The researchers found that bread remains in a rubbery state as long as the temperature is higher than the vitreous transition temperature, –20°C (–4°F). On the other hand, analysis of the vitreous transition temperature as a function of water content showed that a part of the water does not freeze and that it plays a plasticizing role.
Freezing Bread
These observations have practical implications. The many results obtained by polymer chemists allow us to predict the changes in the mechanical properties of bread and its cousins as a function of their water content, crystallinity, and so on. Among other things, even if the water that freezes is immobilized, freezing will not arrest such changes as long as the temperature is higher than the vitreous transition temperature. At temperatures between –20°C and 0°C (–4°F and 32°F), then, bread continues to undergo structural alteration. To preserve bread without compromising its textural characteristics, the freezing temperature must be lower than the vitreous transition temperature.
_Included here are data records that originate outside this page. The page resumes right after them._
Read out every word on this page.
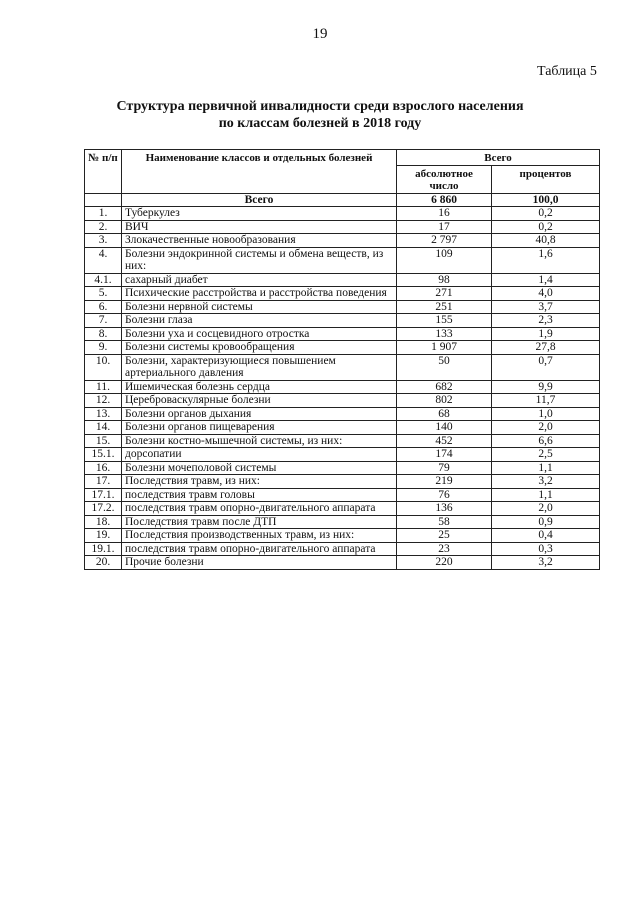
19
Таблица 5
Структура первичной инвалидности среди взрослого населения
по классам болезней в 2018 году
№ п/п	Наименование классов и отдельных болезней	Всего	
		абсолютное число	процентов
	Всего	6 860	100,0
1.	Туберкулез	16	0,2
2.	ВИЧ	17	0,2
3.	Злокачественные новообразования	2 797	40,8
4.	Болезни эндокринной системы и обмена веществ, из них:	109	1,6
4.1.	сахарный диабет	98	1,4
5.	Психические расстройства и расстройства поведения	271	4,0
6.	Болезни нервной системы	251	3,7
7.	Болезни глаза	155	2,3
8.	Болезни уха и сосцевидного отростка	133	1,9
9.	Болезни системы кровообращения	1 907	27,8
10.	Болезни, характеризующиеся повышением артериального давления	50	0,7
11.	Ишемическая болезнь сердца	682	9,9
12.	Цереброваскулярные болезни	802	11,7
13.	Болезни органов дыхания	68	1,0
14.	Болезни органов пищеварения	140	2,0
15.	Болезни костно-мышечной системы, из них:	452	6,6
15.1.	дорсопатии	174	2,5
16.	Болезни мочеполовой системы	79	1,1
17.	Последствия травм, из них:	219	3,2
17.1.	последствия травм головы	76	1,1
17.2.	последствия травм опорно-двигательного аппарата	136	2,0
18.	Последствия травм после ДТП	58	0,9
19.	Последствия производственных травм, из них:	25	0,4
19.1.	последствия травм опорно-двигательного аппарата	23	0,3
20.	Прочие болезни	220	3,2
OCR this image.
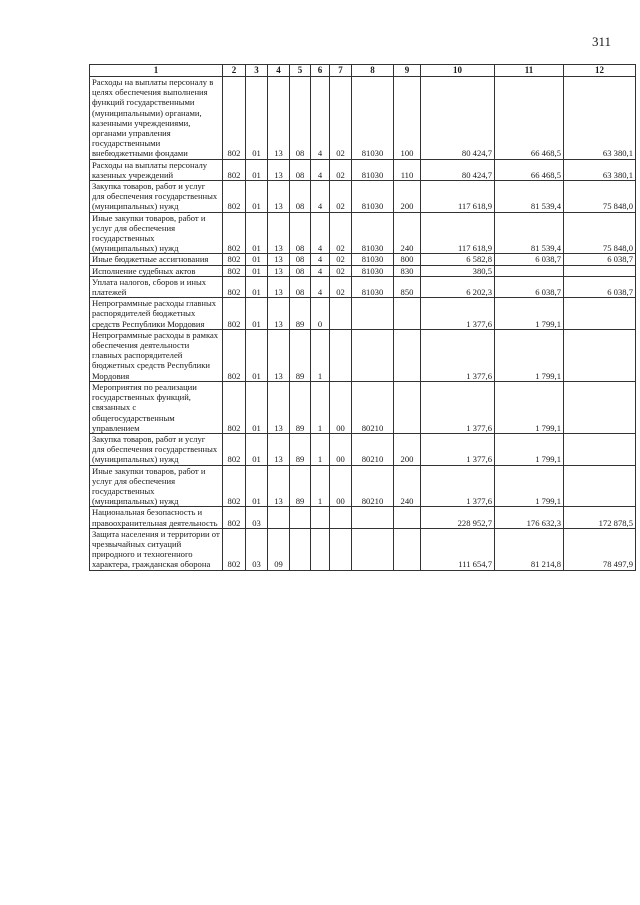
311
1	2	3	4	5	6	7	8	9	10	11	12
Расходы на выплаты персоналу в целях обеспечения выполнения функций государственными (муниципальными) органами, казенными учреждениями, органами управления государственными внебюджетными фондами	802	01	13	08	4	02	81030	100	80 424,7	66 468,5	63 380,1
Расходы на выплаты персоналу казенных учреждений	802	01	13	08	4	02	81030	110	80 424,7	66 468,5	63 380,1
Закупка товаров, работ и услуг для обеспечения государственных (муниципальных) нужд	802	01	13	08	4	02	81030	200	117 618,9	81 539,4	75 848,0
Иные закупки товаров, работ и услуг для обеспечения государственных (муниципальных) нужд	802	01	13	08	4	02	81030	240	117 618,9	81 539,4	75 848,0
Иные бюджетные ассигнования	802	01	13	08	4	02	81030	800	6 582,8	6 038,7	6 038,7
Исполнение судебных актов	802	01	13	08	4	02	81030	830	380,5		
Уплата налогов, сборов и иных платежей	802	01	13	08	4	02	81030	850	6 202,3	6 038,7	6 038,7
Непрограммные расходы главных распорядителей бюджетных средств Республики Мордовия	802	01	13	89	0				1 377,6	1 799,1	
Непрограммные расходы в рамках обеспечения деятельности главных распорядителей бюджетных средств Республики Мордовия	802	01	13	89	1				1 377,6	1 799,1	
Мероприятия по реализации государственных функций, связанных с общегосударственным управлением	802	01	13	89	1	00	80210		1 377,6	1 799,1	
Закупка товаров, работ и услуг для обеспечения государственных (муниципальных) нужд	802	01	13	89	1	00	80210	200	1 377,6	1 799,1	
Иные закупки товаров, работ и услуг для обеспечения государственных (муниципальных) нужд	802	01	13	89	1	00	80210	240	1 377,6	1 799,1	
Национальная безопасность и правоохранительная деятельность	802	03							228 952,7	176 632,3	172 878,5
Защита населения и территории от чрезвычайных ситуаций природного и техногенного характера, гражданская оборона	802	03	09						111 654,7	81 214,8	78 497,9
The loss of freshness in bread had long been attributed to the phenomenon of starch retrogradation, in which amylose progressively crystallizes, releasing its water. The Dijon team observed instead a co-crystallization of amylose and amylopectin into hydrated crystals. Lipids counteract the loss of freshness that occurs over time because they bind with the amylose, forming crystals that retard the co-crystallization of the amylose and amylopectin.
Nonetheless, the firmness associated with stale bread does not result solely from this co-crystallization. The behavior of the amorphous, or vitreous, regions seems to play a major role. Water is an important parameter in storage, for it works to plasticize these regions, which in turn affects the rate and type of crystallization that occur.